There are times when it might be better not to be such an insatiable internet researcher. I had just a few minutes to use my phone before succumbing to the manicurist, and quickly learned that “atypical glandular cells” were the warning signs of a particular type of uterine carcinoma that had grim sur- vival statistics. I went from unconcerned to terrorized in an instant. Cancer already had a grip on my emotions, and it would be a long weekend of grappling with the possibility that I had a life-threatening disease.
“Everything is going to be fine,” my husband assured me, feeding me the same line I had taught him to say years before, when he had tried to solve a problem that needed only solace. But this problem needed more than a comforting arm around the shoulder. What if I did have cancer? At fifty-seven years old, I was too young to think about sickness and death, but it seemed unlikely that the Pap smear was a false positive. I wanted to talk to someone who would understand my fears, but my best friend, the one who would have known exactly what to say to acknowledge the intensity of my feelings and be with me in the moment of foreboding, had passed away only nine months earlier from the very disease that threatened me now. I felt isolated and alone.
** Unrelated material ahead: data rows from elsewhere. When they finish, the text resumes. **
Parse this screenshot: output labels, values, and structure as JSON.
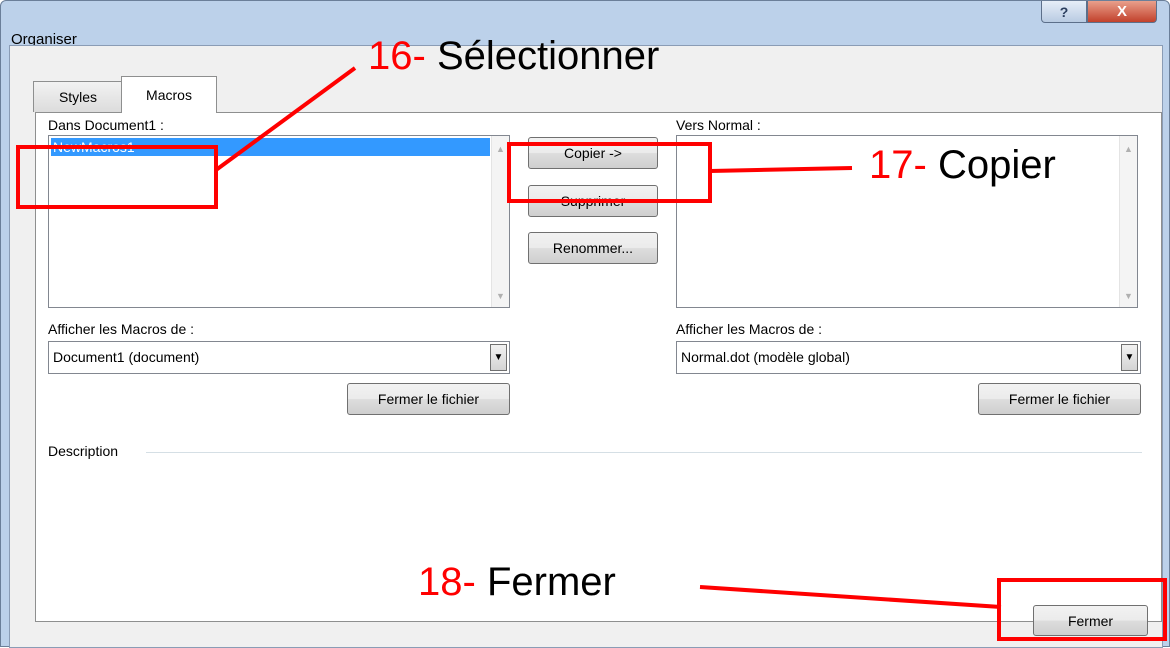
{
  "window": {
    "title": "Organiser",
    "help_glyph": "?",
    "close_glyph": "X"
  },
  "tabs": [
    {
      "label": "Styles"
    },
    {
      "label": "Macros"
    }
  ],
  "left": {
    "list_label": "Dans Document1 :",
    "items": [
      "NewMacros1"
    ],
    "selected_index": 0,
    "show_label": "Afficher les Macros de :",
    "combo_value": "Document1 (document)",
    "close_file_button": "Fermer le fichier"
  },
  "right": {
    "list_label": "Vers Normal :",
    "show_label": "Afficher les Macros de :",
    "combo_value": "Normal.dot (modèle global)",
    "close_file_button": "Fermer le fichier"
  },
  "center_buttons": {
    "copy": "Copier ->",
    "delete": "Supprimer",
    "rename": "Renommer..."
  },
  "description_label": "Description",
  "footer": {
    "close_button": "Fermer"
  },
  "annotations": {
    "step16": {
      "num": "16-",
      "text": "Sélectionner"
    },
    "step17": {
      "num": "17-",
      "text": "Copier"
    },
    "step18": {
      "num": "18-",
      "text": "Fermer"
    }
  },
  "colors": {
    "annotation": "#ff0000",
    "selection": "#3399ff",
    "chrome": "#bcd1ea"
  }
}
The endometrial biopsy the following week was excruciating, but not so bad as the wait for results. It was a week of suppressed terror—putting up a brave front and a false smile while inwardly on the verge of tears or frozen with panic. I was home alone when my doctor called with the news. “I am very sorry to tell you this, Cynthia,” she said, “but the biopsy results confirm that you have cancer.” The news hit with the force of a tornado, depriving me of air and upending my life. Instantly, my head ached and my heart raced. I had cancer. And not just any old cancer, but uterine papillary serous carcinoma, an aggressive, fast-growing cancer. The nightmare I had kept under wraps for two weeks was real.
I was in shock but needed to act quickly. I needed scans. I needed to find a surgeon and schedule pre-op testing. Most of all, I needed my husband, who at that moment had a mouth full of cotton in the dentist’s chair. It all happened so fast, I barely had a chance to think, let alone cry. Phone calls and emails, recommendations and confirmations. By the end of the day, I was scheduled for a morning with the radiology team for scans of my entire torso and had appointments with two surgeon candidates. The scans would give us further insight into the depth and breadth of my cancer, but not until a surgeon had probed my inner organs and removed many of them would we know the stage of my disease, a prognosis, and a treatment plan—more waiting and uncertainty, and more dread.
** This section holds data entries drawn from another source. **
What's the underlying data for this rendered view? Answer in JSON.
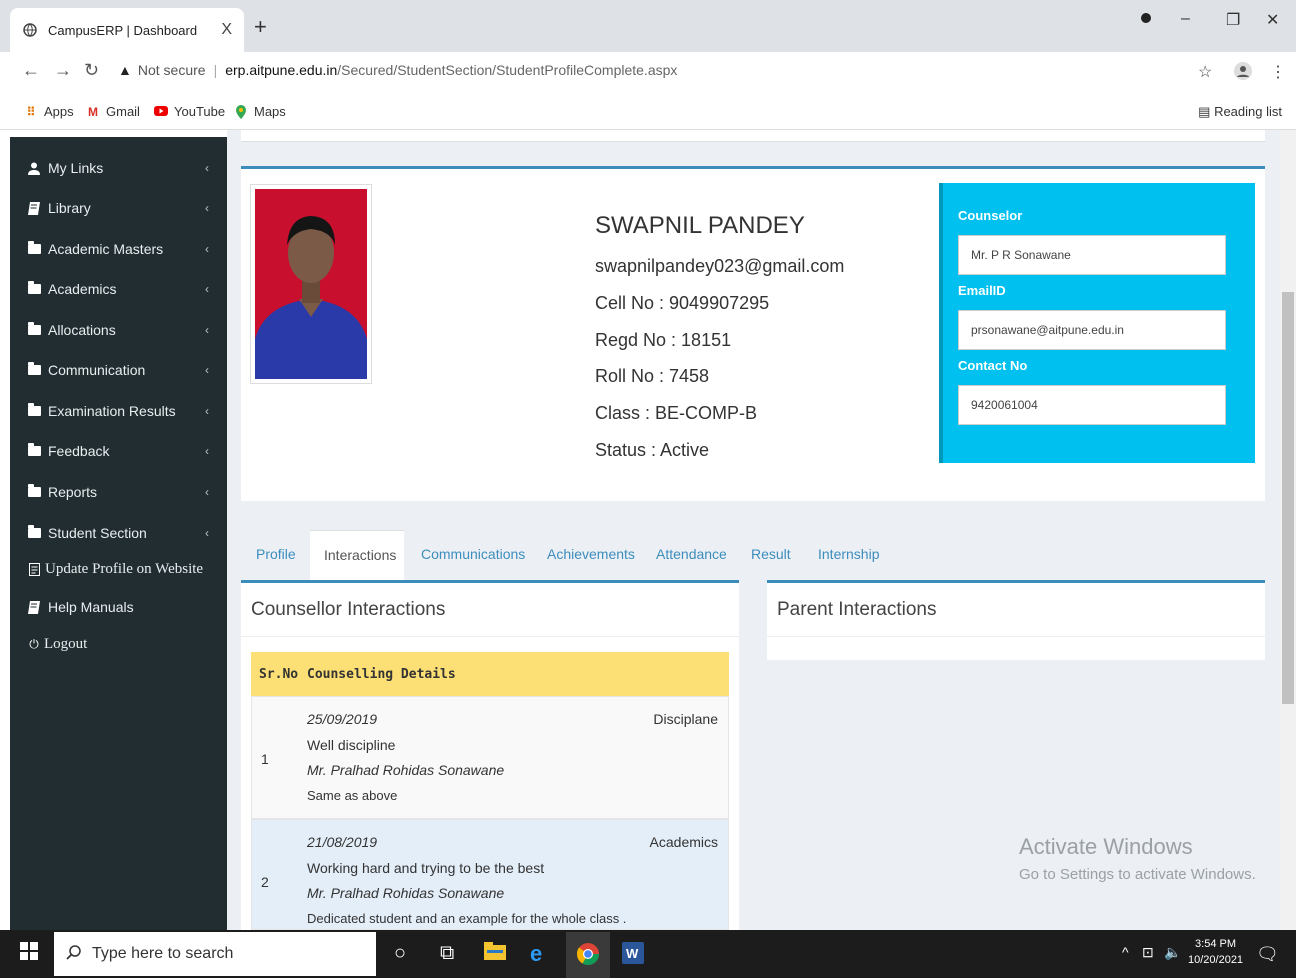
{
  "browser": {
    "tab_title": "CampusERP | Dashboard",
    "tab_close": "X",
    "new_tab": "+",
    "not_secure": "Not secure",
    "url_host": "erp.aitpune.edu.in",
    "url_path": "/Secured/StudentSection/StudentProfileComplete.aspx",
    "bookmarks": [
      "Apps",
      "Gmail",
      "YouTube",
      "Maps"
    ],
    "reading_list": "Reading list"
  },
  "sidebar": {
    "items": [
      {
        "label": "My Links",
        "icon": "user-icon"
      },
      {
        "label": "Library",
        "icon": "book-icon"
      },
      {
        "label": "Academic Masters",
        "icon": "folder-icon"
      },
      {
        "label": "Academics",
        "icon": "folder-icon"
      },
      {
        "label": "Allocations",
        "icon": "folder-icon"
      },
      {
        "label": "Communication",
        "icon": "folder-icon"
      },
      {
        "label": "Examination Results",
        "icon": "folder-icon"
      },
      {
        "label": "Feedback",
        "icon": "folder-icon"
      },
      {
        "label": "Reports",
        "icon": "folder-icon"
      },
      {
        "label": "Student Section",
        "icon": "folder-icon"
      },
      {
        "label": "Update Profile on Website",
        "icon": "document-icon"
      },
      {
        "label": "Help Manuals",
        "icon": "book-icon"
      },
      {
        "label": "Logout",
        "icon": "power-icon"
      }
    ]
  },
  "profile": {
    "name": "SWAPNIL PANDEY",
    "email": "swapnilpandey023@gmail.com",
    "cell": "Cell No : 9049907295",
    "regd": "Regd No : 18151",
    "roll": "Roll No : 7458",
    "class": "Class : BE-COMP-B",
    "status": "Status : Active"
  },
  "counselor": {
    "counselor_label": "Counselor",
    "counselor_value": "Mr.  P R Sonawane",
    "email_label": "EmailID",
    "email_value": "prsonawane@aitpune.edu.in",
    "contact_label": "Contact No",
    "contact_value": "9420061004"
  },
  "tabs": [
    "Profile",
    "Interactions",
    "Communications",
    "Achievements",
    "Attendance",
    "Result",
    "Internship"
  ],
  "counsellor_interactions": {
    "title": "Counsellor Interactions",
    "col_srno": "Sr.No",
    "col_details": "Counselling Details",
    "rows": [
      {
        "srno": "1",
        "date": "25/09/2019",
        "tag": "Disciplane",
        "remark": "Well discipline",
        "by": "Mr. Pralhad Rohidas Sonawane",
        "note": "Same as above"
      },
      {
        "srno": "2",
        "date": "21/08/2019",
        "tag": "Academics",
        "remark": "Working hard and trying to be the best",
        "by": "Mr. Pralhad Rohidas Sonawane",
        "note": "Dedicated student and an example for the whole class ."
      }
    ]
  },
  "parent_interactions": {
    "title": "Parent Interactions"
  },
  "watermark": {
    "line1": "Activate Windows",
    "line2": "Go to Settings to activate Windows."
  },
  "taskbar": {
    "search_placeholder": "Type here to search",
    "time": "3:54 PM",
    "date": "10/20/2021"
  }
}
I was lucky, destined to join the ranks of the survivors. Although uterine papillary serous carcinoma historically carries a survival rate of less than 40 percent,8 my cancer was caught early; after surgery, and another anxious week waiting for the pathology report, I received the good news from my doctor that it was stage 1, consisting of a small, single tumor, confined to the uterus and barely dug in, which significantly increased my odds. It helped, too, that I was in New York with a top-notch care team, expert in my type of cancer. Also, I was healthy going into the ordeal and had a loving support net- work, all of which eased the process. Surgery and six chemo treatments later, I was cancer free. Five years after the diagnosis, the terror is as faded as my surgical scar.